Kafkas gesammelte Werke auf Tschechisch - die Rückkehr eines Autors
Franz Kafkas gesammelte Werke sind erstmals komplett auf Tschechisch verfügbar: Gerade ist der letzte Band der Werkausgabe "Briefe an die Freunde und andere Korrespondenz" erschienen. Die Reihe wird seit 1997 von der Prager Franz Kafka-Gesellschaft im eigenen Verlag herausgegeben.
"Kafka lebte unter Tschechen. Die Sprache war für ihn sehr angenehm. Er mochte sie. Auf der anderen Seite war er auch aktiv - nicht perfekt, aber sehr gut - der Sprache mächtig. Und seine passiven Sprachkenntnisse waren fantastisch", sagt Josef Cermak, der den Prozess, Amerika und Kafkas Tagebücher übersetzt hat.
Franz Kafka liebte das Tschechische nicht nur, es war außerdem die erste Sprache, in die seine Schriften schon in den 1920er Jahren übersetzt wurden. Eine Gesamtausgabe konnte jedoch erst 80 Jahre später erscheinen. Die Gründe dafür erklärt die Herausgeberin, Marketa Malisova:
"Die Herausgabe von Franz Kafkas Werken haben geschichtliche Ereignisse verhindert. Hiermit meine ich die gesammelten Werke.
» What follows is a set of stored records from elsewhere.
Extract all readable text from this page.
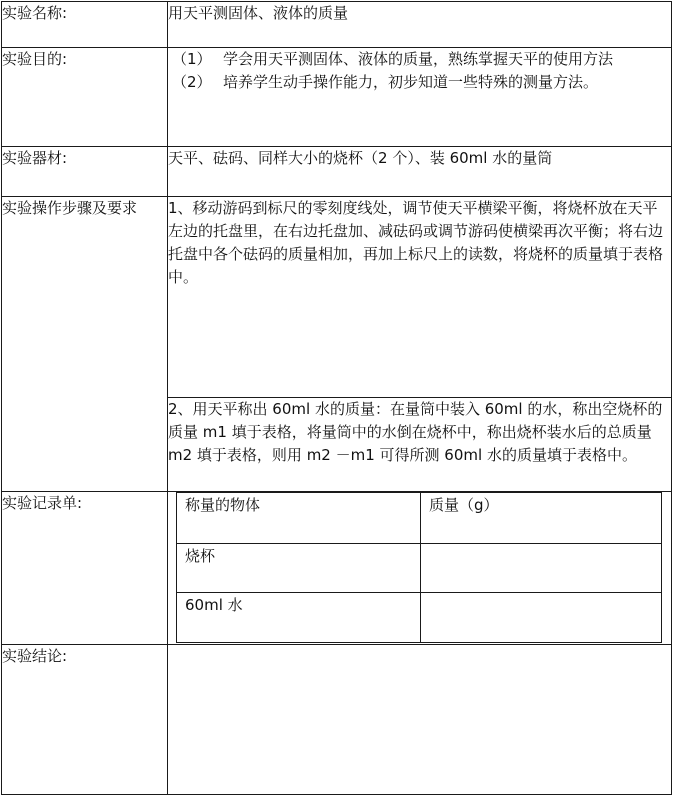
实验名称:	用天平测固体、液体的质量
实验目的:	（1） 学会用天平测固体、液体的质量，熟练掌握天平的使用方法
（2） 培养学生动手操作能力，初步知道一些特殊的测量方法。

实验器材:	天平、砝码、同样大小的烧杯（2 个）、装 60ml 水的量筒
实验操作步骤及要求	1、移动游码到标尺的零刻度线处，调节使天平横梁平衡，将烧杯放在天平左边的托盘里，在右边托盘加、减砝码或调节游码使横梁再次平衡；将右边托盘中各个砝码的质量相加，再加上标尺上的读数，将烧杯的质量填于表格中。

2、用天平称出 60ml 水的质量：在量筒中装入 60ml 的水，称出空烧杯的质量 m1 填于表格，将量筒中的水倒在烧杯中，称出烧杯装水后的总质量 m2 填于表格，则用 m2 －m1 可得所测 60ml 水的质量填于表格中。

实验记录单:		称量的物体	质量（g）
烧杯	
60ml 水	

实验结论:	
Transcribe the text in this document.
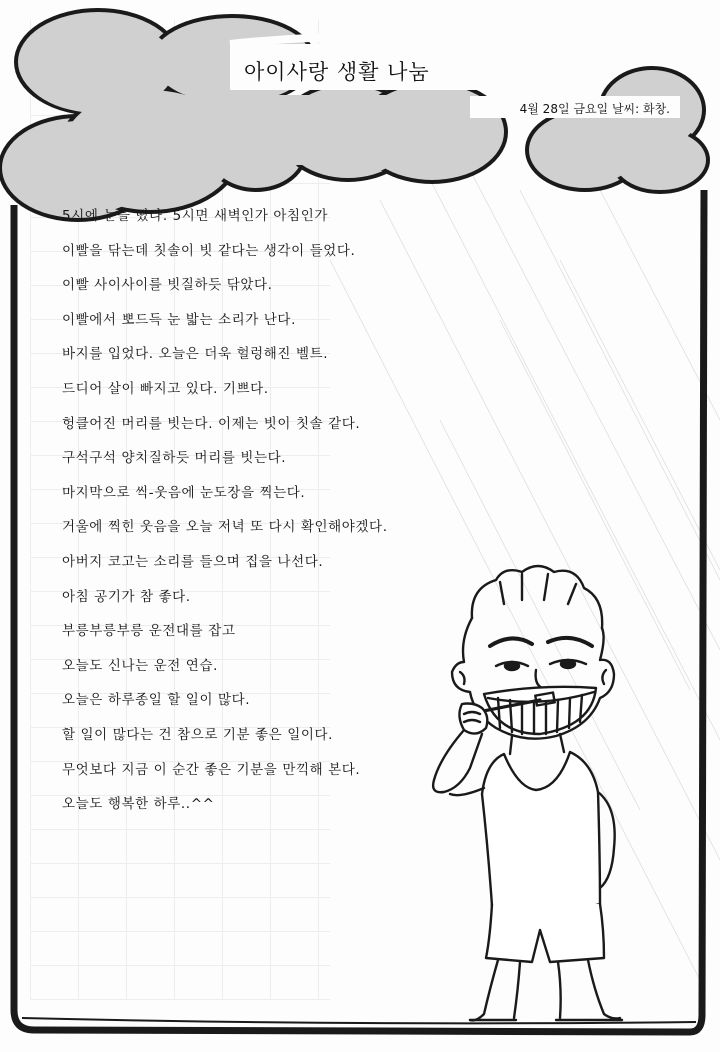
아이사랑 생활 나눔
4월 28일 금요일 날씨: 화창.
5시에 눈을 떴다. 5시면 새벽인가 아침인가
이빨을 닦는데 칫솔이 빗 같다는 생각이 들었다.
이빨 사이사이를 빗질하듯 닦았다.
이빨에서 뽀드득 눈 밟는 소리가 난다.
바지를 입었다. 오늘은 더욱 헐렁해진 벨트.
드디어 살이 빠지고 있다. 기쁘다.
헝클어진 머리를 빗는다. 이제는 빗이 칫솔 같다.
구석구석 양치질하듯 머리를 빗는다.
마지막으로 씩-웃음에 눈도장을 찍는다.
거울에 찍힌 웃음을 오늘 저녁 또 다시 확인해야겠다.
아버지 코고는 소리를 들으며 집을 나선다.
아침 공기가 참 좋다.
부릉부릉부릉 운전대를 잡고
오늘도 신나는 운전 연습.
오늘은 하루종일 할 일이 많다.
할 일이 많다는 건 참으로 기분 좋은 일이다.
무엇보다 지금 이 순간 좋은 기분을 만끽해 본다.
오늘도 행복한 하루..^^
Natürlich sind einzelne Übersetzungen von Zeit zu Zeit erschienen, aber die ganze Ausgabe herauszugeben, haben erst die 90er Jahre erlaubt - nach der Samtenen Revolution, als die Gesellschaft und die ganze Atmosphäre hier freier geworden ist."
Erstmals übersetzt wurden Kafkas Tagebücher und Briefe. Die Romane und Erzählungen erschienen während des Kommunismus in geringer Auflage und unterschiedlichen Ausgaben. Für die Kommunisten war Kafka ein bourgeoiser Schriftsteller, Inbegriff dekadenter Literatur. In der Tschechoslowakei, wo er gelebt und gearbeitet hatte, wurde Kafka zum vergessenen Autor. Dies änderte sich nach der Samtenen Revolution nur langsam, wie Marketa Malisova aus eigener Erfahrung weiß:
"Es gibt diese Geschichte dazu, die ich schon öfter erzählt habe: irgendwann Anfang der 90er Jahre bin ich in eine Galerie gekommen und dort arbeitete eine Studentin. Als sie erfuhr, dass ich von der Franz Kafka-Gesellschaft sei, sagte sie: Kafka? Wer war das, dieser Kafka? Irgend so ein Amerikaner? Denn alle Amerikaner fragen hier nach ihm."
Langsam ändert sich die Wahrnehmung Kafkas in seiner Heimat jedoch: Mittlerweile ist Kafka in den Schulen Pflichtlektüre, es gibt ein Franz Kafka-Museum in Prag und mit der Gesamtausgabe können die Tschechen nun alle seine Schriften lesen. Kafka ist in Tschechien angekommen. Zehn Jahre hat die Herausgabe seiner Werke gedauert - und ungefähr zehn Millionen Kronen kostete das Projekt. Für die Franz Kafka-Gesellschaft ist die Arbeit damit nicht beendet: Der Aspekt der Beziehungen von Kafka zu seinem tschechischen Umfeld ist erst seit kurzem ins Blickfeld der Forschung gerückt, sagt Josef Cermak:
"Es ist schon so viel über Kafka geschrieben worden. Aber eines bleibt noch - und das hat die hiesige politische Situation verursacht. Der Anteil des Tschechischen in Kafka ist noch nicht genug erforscht worden. Das zu ergänzen ist noch eine Chance für uns, für tschechische Kafka-Forscher."